Als ik thuiskom van het cursus geven, zit hij steevast op de paal voor ons huis. Met zijn wijze ogen kijkt hij me aan. Zodra ik het portier van de wagen open, wipt hij naar een volgend paaltje. Ik ben en blijf een mens, niet te vertrouwen dus. Elke beweging die ik maak, volgt hij. Als ik het hek nader, fladdert hij weg. Zijn verenkleed licht op in de donkere nacht. Tot morgen, kerkuil! Telkens weer doet deze korte ontmoeting mijn hart sneller kloppen.
Ik hou niet zo van stemmen.
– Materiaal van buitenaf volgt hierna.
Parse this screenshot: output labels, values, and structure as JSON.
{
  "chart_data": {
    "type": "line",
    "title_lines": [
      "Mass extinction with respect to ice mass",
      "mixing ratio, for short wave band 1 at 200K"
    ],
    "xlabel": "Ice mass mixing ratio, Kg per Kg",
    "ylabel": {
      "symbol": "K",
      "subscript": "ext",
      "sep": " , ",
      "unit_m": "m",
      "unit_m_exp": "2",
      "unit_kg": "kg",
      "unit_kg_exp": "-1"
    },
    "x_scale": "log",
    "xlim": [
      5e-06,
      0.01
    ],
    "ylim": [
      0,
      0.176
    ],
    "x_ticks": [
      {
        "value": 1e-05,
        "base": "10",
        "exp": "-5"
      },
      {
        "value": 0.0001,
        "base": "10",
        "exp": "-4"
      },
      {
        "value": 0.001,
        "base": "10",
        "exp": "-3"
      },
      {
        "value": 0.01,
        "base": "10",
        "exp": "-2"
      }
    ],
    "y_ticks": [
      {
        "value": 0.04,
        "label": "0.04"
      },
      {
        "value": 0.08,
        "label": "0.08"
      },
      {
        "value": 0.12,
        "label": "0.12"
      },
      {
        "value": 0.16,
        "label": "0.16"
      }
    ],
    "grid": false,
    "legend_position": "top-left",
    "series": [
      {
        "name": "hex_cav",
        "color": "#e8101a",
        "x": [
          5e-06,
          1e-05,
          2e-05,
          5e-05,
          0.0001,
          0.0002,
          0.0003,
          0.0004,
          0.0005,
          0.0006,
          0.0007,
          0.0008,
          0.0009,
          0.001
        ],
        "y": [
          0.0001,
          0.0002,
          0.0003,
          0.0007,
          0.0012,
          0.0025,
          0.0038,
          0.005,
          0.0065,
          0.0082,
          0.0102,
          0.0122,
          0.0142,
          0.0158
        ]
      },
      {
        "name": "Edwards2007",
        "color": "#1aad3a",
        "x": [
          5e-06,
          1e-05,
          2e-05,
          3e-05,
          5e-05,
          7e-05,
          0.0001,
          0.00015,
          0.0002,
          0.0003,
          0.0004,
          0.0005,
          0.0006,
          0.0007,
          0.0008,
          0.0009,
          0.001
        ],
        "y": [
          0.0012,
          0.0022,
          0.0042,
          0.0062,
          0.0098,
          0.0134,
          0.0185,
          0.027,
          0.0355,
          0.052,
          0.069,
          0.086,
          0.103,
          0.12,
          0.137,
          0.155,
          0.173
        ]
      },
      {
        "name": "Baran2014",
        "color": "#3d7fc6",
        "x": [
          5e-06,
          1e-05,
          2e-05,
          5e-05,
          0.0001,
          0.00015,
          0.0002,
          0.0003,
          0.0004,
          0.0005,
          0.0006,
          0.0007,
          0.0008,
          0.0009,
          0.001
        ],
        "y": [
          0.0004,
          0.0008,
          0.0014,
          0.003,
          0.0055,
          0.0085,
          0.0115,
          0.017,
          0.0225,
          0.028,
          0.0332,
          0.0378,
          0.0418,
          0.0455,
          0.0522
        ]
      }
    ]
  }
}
De laatste jaren kon ik het telkens zo regelen dat ik in het buitenland was met de verkiezingen. Maar als leesbeest maak ik graag een uitzondering voor het allermooiste kinderboek. Ook al is het geen sinecure uit al wat ik ooit gelezen heb het beste te kiezen. Onlangs verraste Tine Mortier me met haar prachtige De zesde dag, een bijzonder scheppingsverhaal. Het ei met de gouden gans van Veronique Puts is al een tijdje mijn favoriet. Het speelt zich af in de periode dat ik zelf kind was. Vero in het boek sluit vriendschap met een gans. Zo'n bijzondere relatie zou ik ook wel gewild hebben. Tijdens mijn studies werd ik verliefd op Platvoetje van Dieter en Ingrid Schubert over een heksje met grote voeten. Een vertederend verhaal en schitterende illustraties. Maar de allermooiste moet reeds bewezen hebben de tijd te kunnen doorstaan, vind ik. En dan kom ik bij Pipi Langkous van Astrid Lindgren terecht. Wat had ik graag in Villa Kakelbont gewoond! En zoveel lef als Pipi gehad! Zelfs nu nog wil ik best een beetje op haar lijken. Het boek moet nog ergens op zolder liggen. Als ik nu eens met een zaklamp naar boven trek en de stoffige dozen doorzoek... Het moet vast lukken dit boek weer op te diepen... Kan ik het opnieuw lezen... Dus als je me even niet hoort... je weet waar ik ben, he.
Nooit beseft dat ik zo hip ben. De vloer in de woonkamer is bezaaid met speelgoed. De bank vertoont de eerste tekenen van sleet. Een stapel wasgoed wacht om gestreken te worden. De tuin ligt er verfomfaaid bij. Blijkt allemaal heel Wabi Sabi te zijn. De nieuwste rage uit Japan. Zo nieuw is het nu ook weer niet. Deze Oosterse levensbeschouwing bestaat al eeuwenlang. Pas vandaag strijkt ze in onze contreien neer en is meteen heel trendy. De puntjes hoeven niet meer op de i. Wabi Sabi duidt op de schoonheid van het doorleefde, laat je weer op adem komen. Zelfs lekker lui zijn mag!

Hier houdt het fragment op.